Similarly, MENA LGBTQ+ people are also made invisible twice over. Their experiences are unique due to their multiple intersectional identities (sexual/gender, ethnic/racial, religious, and immigrant identities) that create different forms of marginalization and invisibility and impact their overall health (Abboud and Flores 2023; Harfouch and German 2018). LGBTQ+ people are already understudied in public health, and when combined with a lack of MENA categorization, the health disparities of MENA LGBTQ+ (e.g., adverse mental health outcomes, HIV/STI risk behaviors) are impossible to account for and consequently to address and prevent.

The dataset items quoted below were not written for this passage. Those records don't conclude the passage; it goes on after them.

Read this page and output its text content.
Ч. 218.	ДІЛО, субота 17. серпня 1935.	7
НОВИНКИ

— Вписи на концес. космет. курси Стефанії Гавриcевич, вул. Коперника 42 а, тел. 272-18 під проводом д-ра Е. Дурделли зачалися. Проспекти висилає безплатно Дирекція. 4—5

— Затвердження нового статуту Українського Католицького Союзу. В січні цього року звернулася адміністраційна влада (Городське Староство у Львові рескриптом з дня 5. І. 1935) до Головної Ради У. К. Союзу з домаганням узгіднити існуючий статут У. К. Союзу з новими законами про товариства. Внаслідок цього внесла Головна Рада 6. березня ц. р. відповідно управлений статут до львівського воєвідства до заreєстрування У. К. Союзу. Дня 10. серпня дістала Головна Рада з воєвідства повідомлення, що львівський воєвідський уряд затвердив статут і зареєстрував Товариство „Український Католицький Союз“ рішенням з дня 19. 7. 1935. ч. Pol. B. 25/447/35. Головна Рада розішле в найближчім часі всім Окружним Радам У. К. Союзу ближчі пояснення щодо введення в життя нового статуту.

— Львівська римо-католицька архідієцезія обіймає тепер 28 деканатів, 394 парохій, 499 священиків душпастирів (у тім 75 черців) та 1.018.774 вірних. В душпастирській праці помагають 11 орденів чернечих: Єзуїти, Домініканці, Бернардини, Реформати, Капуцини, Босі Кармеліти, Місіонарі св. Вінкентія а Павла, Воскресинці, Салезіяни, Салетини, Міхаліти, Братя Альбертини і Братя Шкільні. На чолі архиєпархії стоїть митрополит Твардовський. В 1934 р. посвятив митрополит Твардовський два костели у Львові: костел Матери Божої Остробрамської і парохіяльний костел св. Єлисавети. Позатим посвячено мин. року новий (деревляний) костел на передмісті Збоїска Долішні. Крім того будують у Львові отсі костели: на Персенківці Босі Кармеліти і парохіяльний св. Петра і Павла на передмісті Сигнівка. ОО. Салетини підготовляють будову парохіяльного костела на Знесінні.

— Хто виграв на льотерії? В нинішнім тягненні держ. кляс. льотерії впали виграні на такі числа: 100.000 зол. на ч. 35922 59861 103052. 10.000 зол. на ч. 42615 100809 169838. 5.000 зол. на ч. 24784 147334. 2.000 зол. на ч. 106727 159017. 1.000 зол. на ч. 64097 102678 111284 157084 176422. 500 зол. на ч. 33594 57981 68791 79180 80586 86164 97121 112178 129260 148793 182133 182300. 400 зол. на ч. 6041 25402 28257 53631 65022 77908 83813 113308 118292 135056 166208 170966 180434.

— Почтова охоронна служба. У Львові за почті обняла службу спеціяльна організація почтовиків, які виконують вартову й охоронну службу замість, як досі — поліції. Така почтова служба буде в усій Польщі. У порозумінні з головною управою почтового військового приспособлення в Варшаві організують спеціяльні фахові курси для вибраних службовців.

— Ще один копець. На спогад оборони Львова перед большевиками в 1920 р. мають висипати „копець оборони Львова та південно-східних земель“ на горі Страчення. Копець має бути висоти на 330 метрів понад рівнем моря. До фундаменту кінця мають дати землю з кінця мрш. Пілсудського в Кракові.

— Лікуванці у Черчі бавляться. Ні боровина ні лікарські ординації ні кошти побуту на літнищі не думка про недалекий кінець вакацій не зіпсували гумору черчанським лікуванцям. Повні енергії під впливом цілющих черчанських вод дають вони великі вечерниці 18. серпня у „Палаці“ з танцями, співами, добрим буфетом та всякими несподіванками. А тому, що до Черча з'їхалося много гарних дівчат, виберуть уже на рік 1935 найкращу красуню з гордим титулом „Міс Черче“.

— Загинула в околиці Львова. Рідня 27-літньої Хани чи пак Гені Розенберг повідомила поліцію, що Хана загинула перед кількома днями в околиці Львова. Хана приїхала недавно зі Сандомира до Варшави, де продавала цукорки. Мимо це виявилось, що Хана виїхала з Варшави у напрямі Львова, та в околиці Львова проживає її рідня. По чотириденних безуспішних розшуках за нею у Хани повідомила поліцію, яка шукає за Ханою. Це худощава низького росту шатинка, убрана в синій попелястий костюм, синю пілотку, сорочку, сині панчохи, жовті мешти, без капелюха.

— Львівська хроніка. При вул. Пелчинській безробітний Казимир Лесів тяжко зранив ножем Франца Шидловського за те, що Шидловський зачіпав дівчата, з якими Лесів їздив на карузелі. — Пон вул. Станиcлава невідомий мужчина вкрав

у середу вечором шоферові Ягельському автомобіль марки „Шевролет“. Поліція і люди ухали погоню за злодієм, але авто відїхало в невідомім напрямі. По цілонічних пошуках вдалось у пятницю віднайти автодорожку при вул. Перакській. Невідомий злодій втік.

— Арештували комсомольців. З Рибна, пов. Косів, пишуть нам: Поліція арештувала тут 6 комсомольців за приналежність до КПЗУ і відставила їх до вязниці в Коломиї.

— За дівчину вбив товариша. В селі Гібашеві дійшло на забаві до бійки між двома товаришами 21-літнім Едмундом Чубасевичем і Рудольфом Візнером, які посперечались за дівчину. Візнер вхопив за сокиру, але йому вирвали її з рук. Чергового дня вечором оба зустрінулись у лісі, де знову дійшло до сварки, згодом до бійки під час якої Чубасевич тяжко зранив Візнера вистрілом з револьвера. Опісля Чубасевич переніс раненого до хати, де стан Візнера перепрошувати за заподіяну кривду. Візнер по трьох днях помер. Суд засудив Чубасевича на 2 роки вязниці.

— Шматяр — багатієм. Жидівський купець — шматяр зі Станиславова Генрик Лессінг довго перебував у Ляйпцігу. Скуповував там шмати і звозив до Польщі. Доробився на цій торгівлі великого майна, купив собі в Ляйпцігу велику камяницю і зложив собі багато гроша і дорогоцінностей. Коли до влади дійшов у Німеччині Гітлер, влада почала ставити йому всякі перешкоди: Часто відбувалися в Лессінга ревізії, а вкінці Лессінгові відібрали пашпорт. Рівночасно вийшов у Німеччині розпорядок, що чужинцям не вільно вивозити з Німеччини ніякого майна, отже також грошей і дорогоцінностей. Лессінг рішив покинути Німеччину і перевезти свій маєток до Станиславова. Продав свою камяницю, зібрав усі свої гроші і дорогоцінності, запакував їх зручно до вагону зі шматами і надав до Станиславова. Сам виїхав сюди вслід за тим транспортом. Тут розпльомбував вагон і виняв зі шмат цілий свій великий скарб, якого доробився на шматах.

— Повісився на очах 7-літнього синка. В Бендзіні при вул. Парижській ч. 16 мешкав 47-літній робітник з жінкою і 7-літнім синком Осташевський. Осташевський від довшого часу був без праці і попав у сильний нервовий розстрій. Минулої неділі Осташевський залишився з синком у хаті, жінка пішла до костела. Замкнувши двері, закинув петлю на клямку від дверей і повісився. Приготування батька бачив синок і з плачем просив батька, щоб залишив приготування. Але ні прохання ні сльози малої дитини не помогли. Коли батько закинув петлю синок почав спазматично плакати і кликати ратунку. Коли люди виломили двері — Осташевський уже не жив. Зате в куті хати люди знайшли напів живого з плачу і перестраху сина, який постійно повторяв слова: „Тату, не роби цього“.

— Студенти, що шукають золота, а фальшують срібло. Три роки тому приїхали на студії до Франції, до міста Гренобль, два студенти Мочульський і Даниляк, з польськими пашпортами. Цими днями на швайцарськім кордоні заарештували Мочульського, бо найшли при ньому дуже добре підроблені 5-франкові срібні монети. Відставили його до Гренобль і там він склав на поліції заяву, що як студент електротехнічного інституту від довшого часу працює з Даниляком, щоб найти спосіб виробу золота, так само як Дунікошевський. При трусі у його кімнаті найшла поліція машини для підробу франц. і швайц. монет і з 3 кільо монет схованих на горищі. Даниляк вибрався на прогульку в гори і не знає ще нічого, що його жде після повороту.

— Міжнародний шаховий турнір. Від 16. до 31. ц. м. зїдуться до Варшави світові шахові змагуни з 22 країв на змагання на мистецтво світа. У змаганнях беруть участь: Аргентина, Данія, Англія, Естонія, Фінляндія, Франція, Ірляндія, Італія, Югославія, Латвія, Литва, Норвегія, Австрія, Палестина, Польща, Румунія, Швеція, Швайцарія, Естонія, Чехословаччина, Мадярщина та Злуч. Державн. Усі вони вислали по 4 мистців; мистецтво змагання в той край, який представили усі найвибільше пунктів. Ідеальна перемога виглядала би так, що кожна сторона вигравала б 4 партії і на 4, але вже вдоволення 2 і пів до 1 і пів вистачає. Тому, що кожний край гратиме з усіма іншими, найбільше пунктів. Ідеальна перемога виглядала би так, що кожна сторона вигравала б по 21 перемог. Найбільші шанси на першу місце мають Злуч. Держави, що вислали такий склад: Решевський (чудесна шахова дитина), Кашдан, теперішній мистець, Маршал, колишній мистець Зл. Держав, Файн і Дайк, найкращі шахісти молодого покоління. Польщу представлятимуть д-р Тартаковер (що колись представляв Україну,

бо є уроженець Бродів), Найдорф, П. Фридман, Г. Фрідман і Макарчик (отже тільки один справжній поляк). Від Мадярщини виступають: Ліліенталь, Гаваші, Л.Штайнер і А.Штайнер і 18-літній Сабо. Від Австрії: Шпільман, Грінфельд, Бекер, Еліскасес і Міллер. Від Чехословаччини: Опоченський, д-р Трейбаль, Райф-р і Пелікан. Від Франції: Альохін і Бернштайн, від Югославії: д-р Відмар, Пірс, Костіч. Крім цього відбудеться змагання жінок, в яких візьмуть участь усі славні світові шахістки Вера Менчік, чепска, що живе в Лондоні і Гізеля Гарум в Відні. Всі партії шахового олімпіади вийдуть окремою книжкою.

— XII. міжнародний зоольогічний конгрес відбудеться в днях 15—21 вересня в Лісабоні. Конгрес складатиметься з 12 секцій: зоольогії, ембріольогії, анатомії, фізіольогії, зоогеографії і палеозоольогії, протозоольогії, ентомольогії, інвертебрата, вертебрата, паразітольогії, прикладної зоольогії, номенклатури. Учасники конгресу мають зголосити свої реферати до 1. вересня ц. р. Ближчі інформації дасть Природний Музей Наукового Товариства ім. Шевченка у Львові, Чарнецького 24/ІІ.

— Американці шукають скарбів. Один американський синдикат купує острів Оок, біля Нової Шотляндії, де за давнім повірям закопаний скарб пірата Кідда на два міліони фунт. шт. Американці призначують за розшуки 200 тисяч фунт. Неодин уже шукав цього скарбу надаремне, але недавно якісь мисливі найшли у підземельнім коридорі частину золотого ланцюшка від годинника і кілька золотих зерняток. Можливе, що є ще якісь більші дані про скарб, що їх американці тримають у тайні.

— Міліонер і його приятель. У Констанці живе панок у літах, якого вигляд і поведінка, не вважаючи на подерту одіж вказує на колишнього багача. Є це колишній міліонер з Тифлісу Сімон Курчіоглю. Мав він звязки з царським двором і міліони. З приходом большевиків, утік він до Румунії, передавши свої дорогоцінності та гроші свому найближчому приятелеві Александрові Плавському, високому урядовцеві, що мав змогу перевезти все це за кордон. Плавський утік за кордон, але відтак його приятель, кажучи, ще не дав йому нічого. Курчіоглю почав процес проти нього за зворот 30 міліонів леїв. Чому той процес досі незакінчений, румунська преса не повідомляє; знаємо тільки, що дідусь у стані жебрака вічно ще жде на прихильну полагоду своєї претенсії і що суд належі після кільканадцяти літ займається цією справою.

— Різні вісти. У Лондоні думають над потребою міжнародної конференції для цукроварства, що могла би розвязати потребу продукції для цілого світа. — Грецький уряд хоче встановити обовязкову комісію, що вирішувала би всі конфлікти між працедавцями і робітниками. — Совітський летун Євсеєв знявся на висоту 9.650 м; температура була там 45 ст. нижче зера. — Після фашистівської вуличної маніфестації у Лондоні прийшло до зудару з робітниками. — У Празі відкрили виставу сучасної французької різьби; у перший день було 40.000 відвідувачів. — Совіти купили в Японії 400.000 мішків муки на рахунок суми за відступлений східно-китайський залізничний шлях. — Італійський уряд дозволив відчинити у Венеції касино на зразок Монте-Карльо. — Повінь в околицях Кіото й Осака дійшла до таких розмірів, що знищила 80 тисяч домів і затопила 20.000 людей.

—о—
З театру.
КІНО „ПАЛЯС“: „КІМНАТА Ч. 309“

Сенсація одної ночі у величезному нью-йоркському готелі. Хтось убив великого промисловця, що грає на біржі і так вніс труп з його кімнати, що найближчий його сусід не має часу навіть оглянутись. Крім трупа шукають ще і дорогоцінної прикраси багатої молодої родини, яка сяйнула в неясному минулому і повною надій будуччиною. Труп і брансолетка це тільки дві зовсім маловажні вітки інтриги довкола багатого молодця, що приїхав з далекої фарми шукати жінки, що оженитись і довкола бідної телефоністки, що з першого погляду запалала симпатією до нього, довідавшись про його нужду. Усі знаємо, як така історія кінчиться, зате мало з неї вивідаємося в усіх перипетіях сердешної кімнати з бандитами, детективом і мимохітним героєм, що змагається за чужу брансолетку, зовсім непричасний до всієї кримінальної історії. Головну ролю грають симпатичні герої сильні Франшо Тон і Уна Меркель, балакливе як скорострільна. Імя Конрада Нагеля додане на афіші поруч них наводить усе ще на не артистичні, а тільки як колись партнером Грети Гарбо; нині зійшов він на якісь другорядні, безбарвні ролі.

In conclusion, adding a MENA classification to the Census would provide critical data for policymakers, advocates, and institutions to use, inform public policies, and resource distribution to address the health inequities that MENA communities face. A MENA category should be implemented in all public institutions (educational, economic, health, legal, judicial, law enforcement, social and human services, employment agencies, etc.) and also be a requirement for all entities that receive state support in any form. By including a MENA category in the U.S. Census, we can also advance research that specifically addresses the health issues unique to the MENA community. Institutions do not need to wait for federal-level policies to institute these changes. For example, in Illinois, HB 3768 has recently passed the legislature and was signed by Governor Pritzker on August 4, 2023. The new bill will ensure that the MENA racial category will be on official state government forms, studies, and reports. Community based organizations in Chicago such as Arab American Family Services (AAFS) that pioneered the advocacy efforts for HB3768, will finally have the ability to apply for and receive funding allocated for racial and ethnic minorities for their programs, including their domestic violence department. AAFS has been denied access to these sources of fundings because MENA communities were excluded from the racial/ethnic minority classification. Adding a MENA category to the Census would consequently help Americans access benefits and resources allocated to racial/ethnic minorities more equitably.